A family in Uganda could be sitting down to a plate of Australian depression-era rissoles for dinner tonight, courtesy of Sydney’s Holroyd Council.
More than 60,000 people have downloaded the western Sydney council’s free cooking phone app, Love Your Leftovers, since it was launched in 2013, including people from countries as far flung as Uganda, China, Canada, Jordan, the UK and Norway.
The app is stuffed full of recipes ideally suited to using up leftovers, like chicken fried rice, bubble and squeak, rice custard or chicken curry. It also gives information on how to store fresh food and leftover ingredients so that they keep longer.
Food waste is a serious issue and a serious burden on councils that deal with it. NSW residents throw away more than $2.5 billion worth of edible food a year, which amounts to a horrific 800,000 tonnes of dumped food and takes up one-third of the space in household garbage bins.

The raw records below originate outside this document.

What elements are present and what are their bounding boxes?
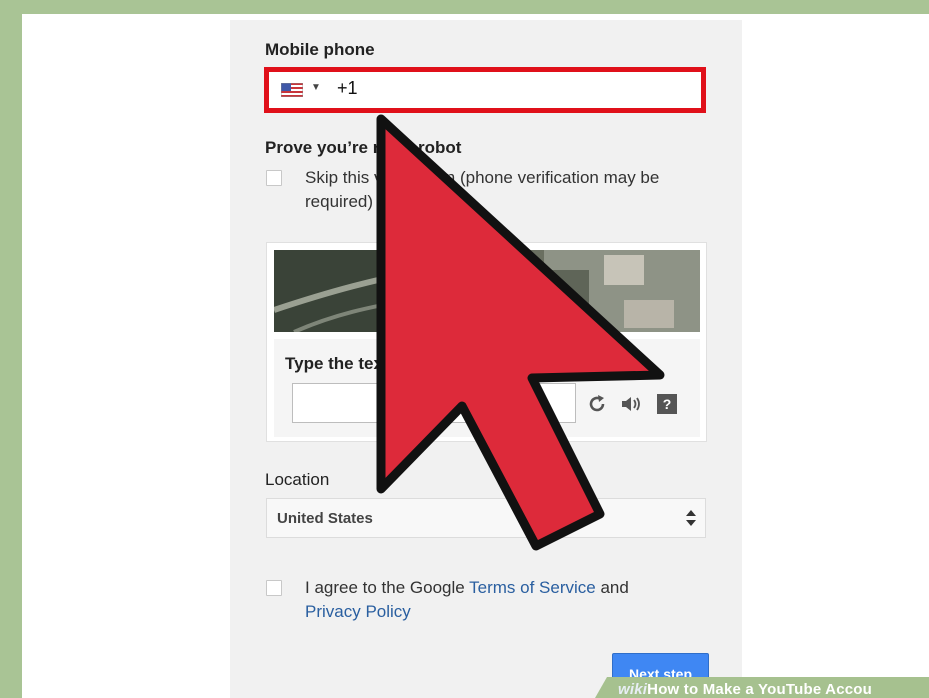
watermark-text: wikiHow to Make a YouTube Accou	[618, 681, 873, 698]
captcha-controls: Type the text: ?	[274, 339, 700, 437]
refresh-icon[interactable]	[586, 393, 608, 415]
captcha-text-input[interactable]	[292, 383, 576, 423]
agree-terms-checkbox[interactable]	[266, 580, 282, 596]
mobile-phone-label: Mobile phone	[265, 40, 375, 59]
question-icon[interactable]: ?	[657, 394, 677, 414]
captcha-prompt: Type the text:	[285, 354, 395, 373]
terms-of-service-link[interactable]: Terms of Service	[469, 578, 596, 597]
up-down-arrows-icon	[686, 510, 696, 526]
us-flag-icon[interactable]	[281, 83, 303, 97]
wikihow-logo: wiki	[618, 681, 648, 698]
location-value: United States	[277, 510, 373, 527]
captcha-box: Type the text: ?	[266, 242, 707, 442]
mobile-phone-input[interactable]: ▼ +1	[264, 67, 706, 113]
skip-verification-checkbox[interactable]	[266, 170, 282, 186]
location-select[interactable]: United States	[266, 498, 706, 538]
phone-value: +1	[337, 78, 358, 98]
svg-text:?: ?	[663, 396, 672, 412]
privacy-policy-link[interactable]: Privacy Policy	[305, 602, 411, 621]
skip-verification-text: Skip this verification (phone verificati…	[305, 168, 660, 211]
agree-terms-text: I agree to the Google Terms of Service a…	[305, 578, 629, 621]
location-label: Location	[265, 470, 330, 489]
robot-heading: Prove you’re not a robot	[265, 138, 462, 157]
speaker-icon[interactable]	[620, 395, 642, 413]
captcha-image	[274, 250, 700, 332]
caret-down-icon[interactable]: ▼	[311, 82, 321, 93]
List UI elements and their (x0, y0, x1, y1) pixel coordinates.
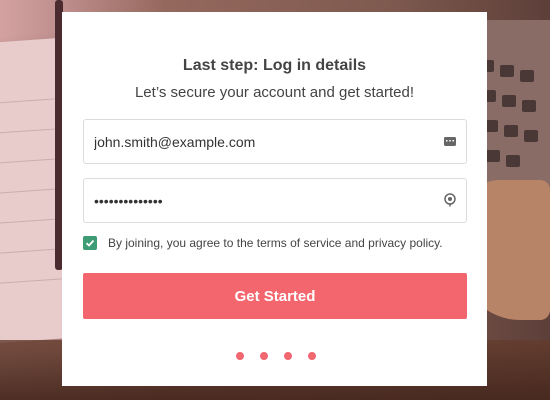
agree-checkbox[interactable] (83, 236, 97, 250)
card-title: Last step: Log in details (182, 57, 367, 74)
password-field[interactable] (83, 178, 467, 223)
pagination-dot[interactable] (284, 352, 292, 360)
agree-and: and (341, 236, 369, 250)
terms-agreement: By joining, you agree to the terms of se… (83, 235, 473, 253)
pagination-dot[interactable] (260, 352, 268, 360)
terms-link[interactable]: terms of service (257, 236, 342, 250)
email-field[interactable] (83, 119, 467, 164)
agree-prefix: By joining, you agree to the (108, 236, 257, 250)
password-input[interactable] (94, 179, 434, 222)
checkmark-icon (85, 239, 95, 247)
card-subtitle: Let’s secure your account and get starte… (134, 84, 415, 101)
agree-suffix: . (439, 236, 443, 250)
signup-card: Last step: Log in details Let’s secure y… (62, 12, 487, 386)
pagination-dot[interactable] (236, 352, 244, 360)
get-started-button[interactable]: Get Started (83, 273, 467, 319)
email-input[interactable] (94, 120, 434, 163)
location-pin-icon[interactable] (443, 193, 457, 207)
keyboard-icon[interactable] (443, 134, 457, 148)
pagination-dot[interactable] (308, 352, 316, 360)
agree-text: By joining, you agree to the terms of se… (108, 236, 443, 250)
privacy-link[interactable]: privacy policy (368, 236, 439, 250)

The Love Your Leftovers app is a light-hearted response to this serious issue and it grew out of a recipe book of the same name produced by the western Sydney Council in 2011 after the council decided to attack food waste and contact locals to ask them for imaginative recipes using leftovers.
They made a particular effort to find older residents who might remember recipes handed down by their parents or grandparents from the Depression era, where people were forced to use every scrap of food wisely and their leftovers creatively. Residents were also asked for tips on preserving food.
Carmen Bennett, a Waste Education Officer at Holroyd Council, said the app had brought the cookbook to life and made it much more interactive.
“The app is a digital version of the cookbook. It allows people to look at the recipes and to put in your leftover ingredients [and search] or put in a category, like cakes or savoury. It has photos of the recipes and it encourages people to submit their own recipes,” Ms Bennett said.
Brooke Littman, also a Waste Education Officer at the council, said the app targeted a different audience that may not be aware of the cookbook: 18 to 24-year-olds, young families and wealthy households.
Ms Littman has been trying out some of the recipes herself.
“I’ve got a few favourites. I cook the pastizzi triangles and put them in the oven. The kids really like those, that’s probably their favourite, but even just making garlic bread with a bit of garlic butter.”
The app is currently available for iPhones and iPads but the council hopes to secure funding to develop it for Android phones in the future and to publicise more widely.
The app and the recipe book were funded under the NSW Environmental Protection Agency’s Love Food Hate Waste program and has been named by City of Sydney’s Green Villages website as one of its top 10 green apps.